En abordant la question du Romantisme dans mon livre, je n’ai pas ‘oublié’ Goethe, je l’ai écarté. Pourquoi ? Injustement, j’en conviens, mais en me souvenant d’une lecture de la Vie de Beethoven de Romain Rolland qui rapportait une anecdote assez révélatrice sur la rencontre des deux hommes. Célèbres l’un et l’autre, ce sont des admirateurs communs qui les auraient réunis à Toeplitz en 1812 : échange de propos mondains, sans doute, mais pas seulement ; audition de quelque improvisation au piano où excellait le musicien. D’après Rolland, le vieux Goethe n’aurait apprécié ni le caractère ni la musique de ce provincial jugé trop ‘entier’, trop provocateur.

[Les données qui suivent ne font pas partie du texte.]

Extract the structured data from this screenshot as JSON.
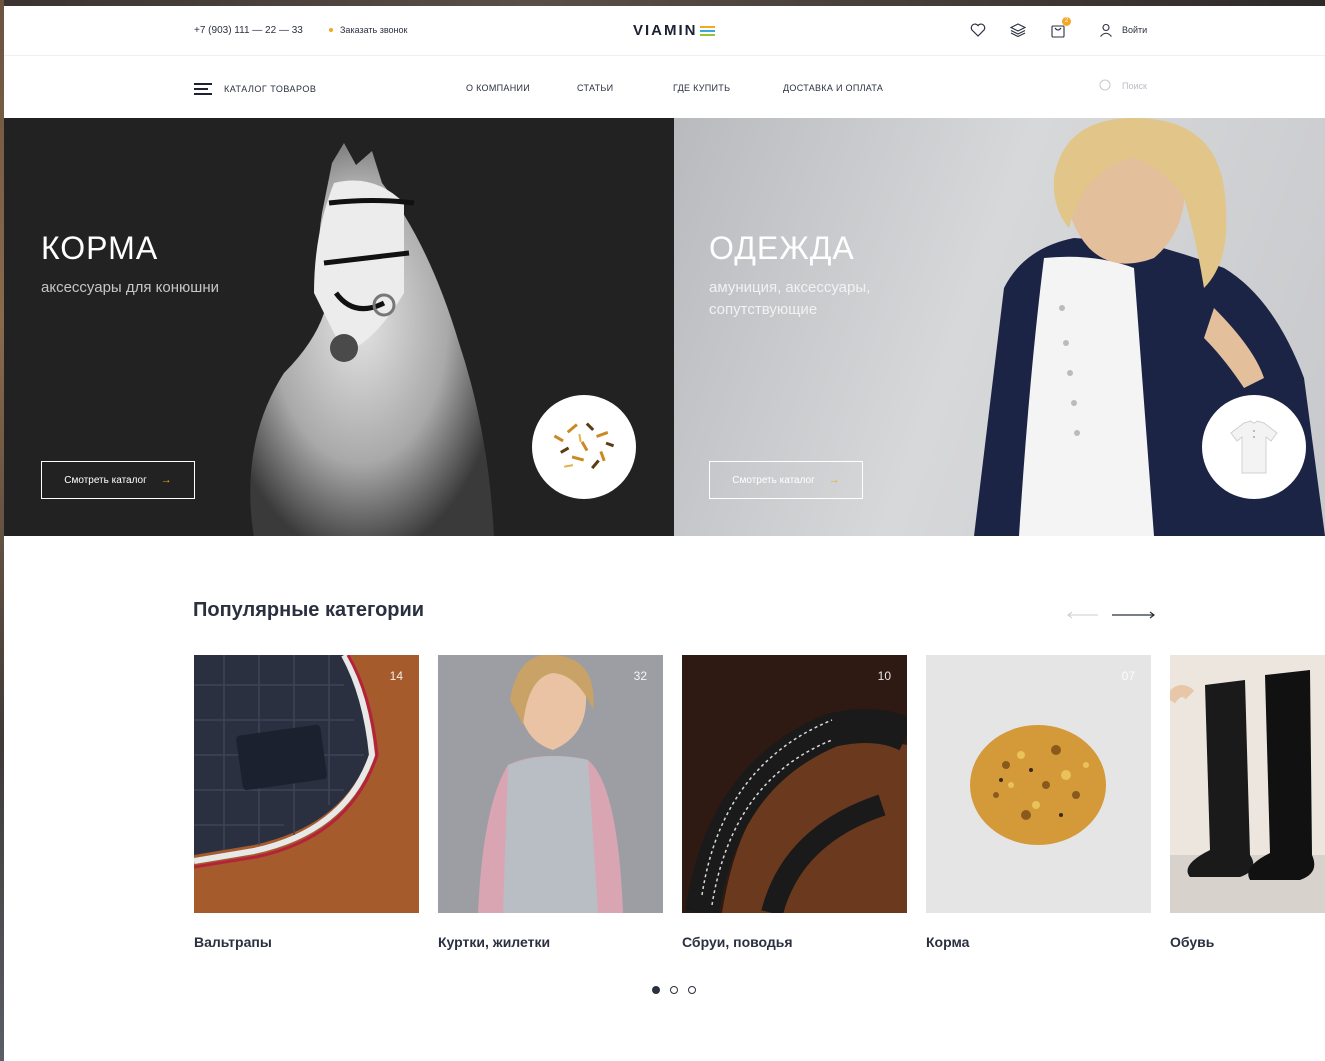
{
  "header": {
    "phone": "+7 (903) 111 — 22 — 33",
    "callback": "Заказать звонок",
    "logo": "VIAMIN",
    "logo_colors": [
      "#f5a623",
      "#35a9e0",
      "#8cc63f"
    ],
    "cart_count": "2",
    "login": "Войти",
    "icons": [
      "heart-icon",
      "layers-icon",
      "cart-icon",
      "user-icon"
    ]
  },
  "nav": {
    "catalog": "КАТАЛОГ ТОВАРОВ",
    "items": [
      "О КОМПАНИИ",
      "СТАТЬИ",
      "ГДЕ КУПИТЬ",
      "ДОСТАВКА И ОПЛАТА"
    ],
    "search_placeholder": "Поиск"
  },
  "hero": {
    "left": {
      "title": "КОРМА",
      "subtitle": "аксессуары для конюшни",
      "button": "Смотреть каталог"
    },
    "right": {
      "title": "ОДЕЖДА",
      "subtitle": "амуниция, аксессуары, сопутствующие",
      "button": "Смотреть каталог"
    }
  },
  "categories": {
    "title": "Популярные категории",
    "items": [
      {
        "label": "Вальтрапы",
        "count": "14"
      },
      {
        "label": "Куртки, жилетки",
        "count": "32"
      },
      {
        "label": "Сбруи, поводья",
        "count": "10"
      },
      {
        "label": "Корма",
        "count": "07"
      },
      {
        "label": "Обувь",
        "count": ""
      }
    ],
    "pages": 3,
    "active_page": 1
  },
  "colors": {
    "accent": "#f5a623",
    "text": "#2b3040",
    "hero_dark": "#222222"
  }
}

Et d’ajouter même qu’il préfèrera, quelque temps plus tard, goûter aux essais plus convenables du jeune Felix Mendelssohn, à 12 ans, venu également se faire apprécier ! C’est tout le problème : Goethe précurseur du Romantisme ou dernier phare éclairé d’un classicisme en voie de disparition ? On épiloguera comme on voudra en se souvenant des attitudes souvent brutales de l’un, traduites même en musique parfois, en les opposant aux prudences distinguées d’un vieil aristocrate du passé, écrivain hardi néanmoins et qui porta en son temps des idées qui sont autant de prémices de ce Romantisme qui va bouleverser le siècle débutant : autant son Faust qui le rendit si célèbre que son Traité des couleurs illustrant déjà une philosophie du Tout qui le rendit prophète en son âge. Et sur cette question du Romantisme, je recommande toujours de se reporter aux ouvrages déjà anciens mais indépassés de Georges Gusdorf.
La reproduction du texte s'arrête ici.